Friday, June 7, 2019

Architecting the Cloud


We're taking the plunge and moving a SOC to Google's cloud. This is the proposed architecture. With von Moltke's warning of "no plan survives first contact with the enemy" in mind, I write this for posterity and we shall see how well it stands up to reality.

Architecture

Ingestion

Tools: Apache Kafka.

Why? Because Kafka (unlike Google's PubSub) is not tied to a particular cloud provider. What's more, it's the de facto standard for high volume streams of data and finding developers who know it is not hard.

Storage

Tools: Google's BigQuery and DataProc.

Why? Google will worry about the long term storage of the data in BigQuery and we will pull subsets of it out into DataProc (which is basically Apache Spark, YARN and Hadoop) for analysis. This is Google's recommend way of doing it although one must bear in mind that they are trying to sell something. This basically makes BigQuery the golden source of data and DataProc the data lake.

Visualisation

Tools: Google's DataLab (aka, Jupyter) and some DataProc components (specifically, Apache Zeppelin)
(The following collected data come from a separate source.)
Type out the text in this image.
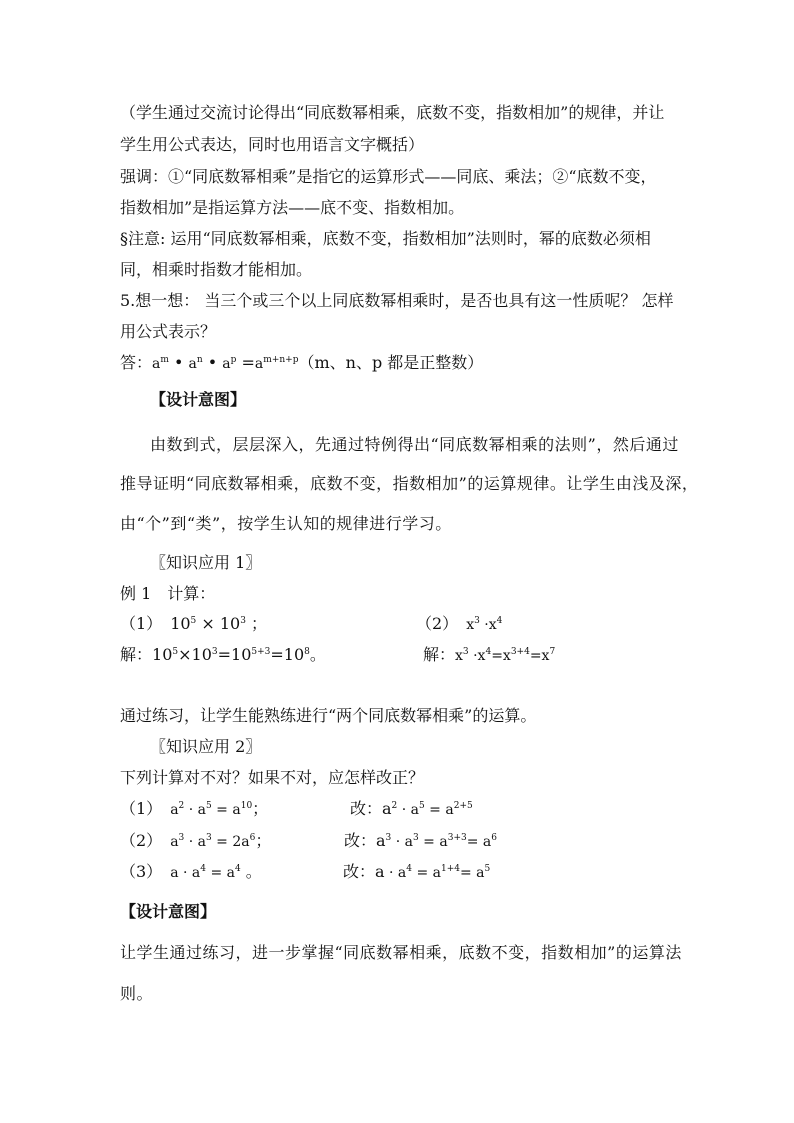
（学生通过交流讨论得出“同底数幂相乘，底数不变，指数相加”的规律，并让
学生用公式表达，同时也用语言文字概括）
强调：①“同底数幂相乘”是指它的运算形式——同底、乘法；②“底数不变，
指数相加”是指运算方法——底不变、指数相加。
§注意: 运用“同底数幂相乘，底数不变，指数相加”法则时，幂的底数必须相
同，相乘时指数才能相加。
5.想一想： 当三个或三个以上同底数幂相乘时，是否也具有这一性质呢？ 怎样
用公式表示？
答：$a^m$ • $a^n$ • $a^p =a^{m+n+p}(m$、n、p 都是正整数）
【设计意图】
由数到式，层层深入，先通过特例得出“同底数幂相乘的法则”，然后通过
推导证明“同底数幂相乘，底数不变，指数相加”的运算规律。让学生由浅及深，
由“个”到“类”，按学生认知的规律进行学习。
〖知识应用 1〗
例 1　计算：
（1）　$10^5 \times 10^3$ ；	（2）　$x^3 \cdot x^4$
解：$10^5\times 10^3=10^{5+3}=10^8$。	解：$x^3 \cdot x^4=x^{3+4}=x^7$
通过练习，让学生能熟练进行“两个同底数幂相乘”的运算。
〖知识应用 2〗
下列计算对不对？如果不对，应怎样改正？
（1）　$a^2 \cdot a^5 = a^{10}$；	改：$a^2 \cdot a^5 = a^{2+5}$
（2）　$a^3 \cdot a^3 = 2a^6$；	改：$a^3 \cdot a^3 = a^{3+3}= a^6$
（3）　$a \cdot a^4 = a^4$ 。	改：$a \cdot a^4 = a^{1+4}= a^5$
【设计意图】
让学生通过练习，进一步掌握“同底数幂相乘，底数不变，指数相加”的运算法
则。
Why? Jupyter and Zeppelin are open source. Zeppelin integrates very nicely with Spark, er, I mean Google DataProc; and Jupyter integrates easily with BigQuery.


Potential Use Cases

The Senior SOC Analyst - Investigation

A sufficiently sophisticated analyst should have no problem writing Jupyter notebooks that access BigQuery directly using plain SQL. They may need some familiarity with Python if they then wish to present this data.

The Junior SOC Analyst - Investigation

Google does not appear to have a managed Elastic component. However, plain old Linux instances can be spun up and Elastic installed on them manually. This Elastic cluster can then batch load data that was extracted from BigQuery. Alternatively, it could stream from the Kafka topic used in the ingestion layer. Either way, the analyst then can run free-text searches over the event data rather than using the more complicated SQL and Python languages.
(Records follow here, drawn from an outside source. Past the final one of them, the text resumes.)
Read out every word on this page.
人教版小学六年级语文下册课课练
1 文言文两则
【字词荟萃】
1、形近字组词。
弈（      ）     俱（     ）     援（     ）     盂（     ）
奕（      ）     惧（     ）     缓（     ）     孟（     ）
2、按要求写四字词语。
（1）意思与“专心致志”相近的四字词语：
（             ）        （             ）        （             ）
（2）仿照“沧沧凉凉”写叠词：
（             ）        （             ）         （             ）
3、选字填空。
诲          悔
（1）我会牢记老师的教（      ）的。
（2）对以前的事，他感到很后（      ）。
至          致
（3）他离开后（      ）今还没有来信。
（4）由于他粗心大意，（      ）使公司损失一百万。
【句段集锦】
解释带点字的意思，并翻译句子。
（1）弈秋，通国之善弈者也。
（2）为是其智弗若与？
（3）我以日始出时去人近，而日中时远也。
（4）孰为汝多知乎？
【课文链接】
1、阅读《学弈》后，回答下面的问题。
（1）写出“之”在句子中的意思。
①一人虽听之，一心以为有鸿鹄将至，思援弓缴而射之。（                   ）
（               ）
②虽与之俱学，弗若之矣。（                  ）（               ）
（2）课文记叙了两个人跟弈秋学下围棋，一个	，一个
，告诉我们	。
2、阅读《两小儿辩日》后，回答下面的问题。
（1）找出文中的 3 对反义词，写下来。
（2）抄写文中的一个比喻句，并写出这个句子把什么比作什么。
The Data Scientist - Modelling

Given a requirement to build a deliverable, a data scientist can spin up an appropriately sized DataProc cluster and transfer data from BigQuery. BQ will be his data lake.
"Simply bringing data from various parts of a large organization together in one place is valuable because it enables joins across datasets that were previously disparate ... collecting data in its raw form, and worrying about schema design later, allows the data collection to be speeded up (a concept sometimes known as a data lake or enterprise data hub... Simply dumping data in its raw form ... has been dubbed the sushi principles: raw data is better". [1]
So, imagine that the data scientist is looking at anomalous employee behaviour. He can pull in large amounts of data from BigQuery in an arbitrary format. He can also pull in the employee database and marry the two together in DataProc. By itself, the BigQuery data won't necessarily tell you that an SSH connection is suspicious. However, coupled with employee data, it would be highly suspicious if that SSH connection came from the machine of a 52-year old HR lady rather than a 25-year old sysadmin.
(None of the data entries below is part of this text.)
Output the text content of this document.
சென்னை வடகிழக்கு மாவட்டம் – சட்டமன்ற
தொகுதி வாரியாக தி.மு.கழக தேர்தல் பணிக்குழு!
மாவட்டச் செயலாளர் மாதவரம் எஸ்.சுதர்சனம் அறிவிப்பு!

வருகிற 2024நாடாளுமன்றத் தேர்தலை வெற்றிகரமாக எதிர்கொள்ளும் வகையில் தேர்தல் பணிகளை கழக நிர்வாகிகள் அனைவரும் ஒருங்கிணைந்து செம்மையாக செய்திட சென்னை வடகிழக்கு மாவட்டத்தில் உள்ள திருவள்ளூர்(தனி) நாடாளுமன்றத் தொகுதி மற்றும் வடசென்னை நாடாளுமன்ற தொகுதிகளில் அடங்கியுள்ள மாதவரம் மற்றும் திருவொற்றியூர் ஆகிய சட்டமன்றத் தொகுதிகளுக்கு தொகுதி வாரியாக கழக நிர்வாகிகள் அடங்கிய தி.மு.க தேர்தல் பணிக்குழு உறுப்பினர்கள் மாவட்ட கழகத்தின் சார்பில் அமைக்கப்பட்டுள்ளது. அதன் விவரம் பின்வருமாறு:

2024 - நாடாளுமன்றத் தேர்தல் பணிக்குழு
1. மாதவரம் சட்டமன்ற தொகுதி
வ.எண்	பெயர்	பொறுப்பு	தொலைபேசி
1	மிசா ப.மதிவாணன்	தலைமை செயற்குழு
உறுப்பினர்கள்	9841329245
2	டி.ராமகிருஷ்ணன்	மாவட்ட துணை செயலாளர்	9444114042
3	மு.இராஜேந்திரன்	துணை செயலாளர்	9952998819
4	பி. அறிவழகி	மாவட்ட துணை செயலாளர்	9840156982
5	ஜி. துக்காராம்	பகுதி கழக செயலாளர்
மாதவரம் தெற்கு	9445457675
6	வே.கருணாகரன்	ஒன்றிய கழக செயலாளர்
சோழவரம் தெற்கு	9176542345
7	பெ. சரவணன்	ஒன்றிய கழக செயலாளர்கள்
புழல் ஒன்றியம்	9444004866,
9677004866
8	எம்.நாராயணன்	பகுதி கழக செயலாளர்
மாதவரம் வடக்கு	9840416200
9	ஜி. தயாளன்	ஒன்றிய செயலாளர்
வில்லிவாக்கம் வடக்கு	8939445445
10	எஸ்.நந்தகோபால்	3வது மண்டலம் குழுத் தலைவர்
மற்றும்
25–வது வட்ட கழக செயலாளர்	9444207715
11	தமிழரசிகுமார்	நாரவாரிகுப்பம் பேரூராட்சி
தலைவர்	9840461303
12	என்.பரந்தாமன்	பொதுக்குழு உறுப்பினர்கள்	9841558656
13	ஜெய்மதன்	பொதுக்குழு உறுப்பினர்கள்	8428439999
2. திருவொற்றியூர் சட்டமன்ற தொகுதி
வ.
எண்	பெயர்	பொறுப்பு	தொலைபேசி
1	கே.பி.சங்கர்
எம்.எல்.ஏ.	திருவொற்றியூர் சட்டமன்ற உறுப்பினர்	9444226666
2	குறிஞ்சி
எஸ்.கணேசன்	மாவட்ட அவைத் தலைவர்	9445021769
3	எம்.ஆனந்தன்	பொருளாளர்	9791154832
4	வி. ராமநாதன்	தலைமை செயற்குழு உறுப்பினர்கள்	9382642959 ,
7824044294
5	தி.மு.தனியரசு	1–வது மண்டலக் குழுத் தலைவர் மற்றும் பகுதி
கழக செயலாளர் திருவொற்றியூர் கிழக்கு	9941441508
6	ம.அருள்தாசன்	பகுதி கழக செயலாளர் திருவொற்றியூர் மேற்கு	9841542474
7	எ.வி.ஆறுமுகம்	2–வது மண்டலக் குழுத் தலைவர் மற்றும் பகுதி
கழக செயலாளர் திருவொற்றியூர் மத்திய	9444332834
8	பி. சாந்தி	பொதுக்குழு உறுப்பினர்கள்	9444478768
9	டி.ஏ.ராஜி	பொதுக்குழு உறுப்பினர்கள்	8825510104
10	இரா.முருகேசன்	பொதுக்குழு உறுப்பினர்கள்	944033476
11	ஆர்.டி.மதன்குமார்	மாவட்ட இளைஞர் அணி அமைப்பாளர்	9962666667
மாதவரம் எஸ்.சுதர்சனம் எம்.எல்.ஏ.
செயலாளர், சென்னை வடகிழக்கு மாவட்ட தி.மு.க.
The Data Scientist - Producing Artefacts

Google's Spark/Hadoop/YARN offering (DataProc) only holds ephemeral data. When the cluster is no longer needed, it can be closed down and the data will disappear into the ether but not before the Data Scientist has finished building his model. This model will be distilled from the petabytes in BigQuery and the terabytes in DataProc and can be brought out of the cloud inexpensively in the form of a moderately sized (megabytes?) artefact.

The Developer - Writing Parsers

Feeds into the ingestion system can be of disparate formats (CEF, Rsyslog etc). Therefore, developers must be able to write new parsers and deploy them. It makes sense to run these parsers on the ingestion layer rather than on all the agents to avoid deployment faff.

The Developer - Analysing Streams

Since analysts want to be warned of high-risk events as soon as possible, there will be a need for the developers to write stream monitoring software. This may listen to the same Kafka topic used in ingestion. Perhaps it can use Google's PubSub to send the warnings if it lives in the cloud.

The Developer - Using ML Models in Production

It is to be hoped that artefacts generated by the data scientists can be deployed in production. These artefacts should be written in such a way that they do not need to access the data in GCP. For instance, a data scientist might train a neural net in GCP to spot anomalous behaviour then, when happy with it, give it to the developer (preferably as a JAR) to use in their stream monitory software.


Schema

The ingestion layer can do the following to the data before feeding it into BigQuery:
  1. Do no parsing and put it into BigQuery raw.
  2. Partially parse it.
  3. Parse it completely.
Each has pros and cons.

No Parsing

This is the simplest path initially. It means all data lives in the same table irrespective of which stream it came from. But it also means that BigQuery will have no schema to speak of, the classic pattern of "schema-on-read [where] the structure of the data is implicit, and only interpreted when the data is read" [1].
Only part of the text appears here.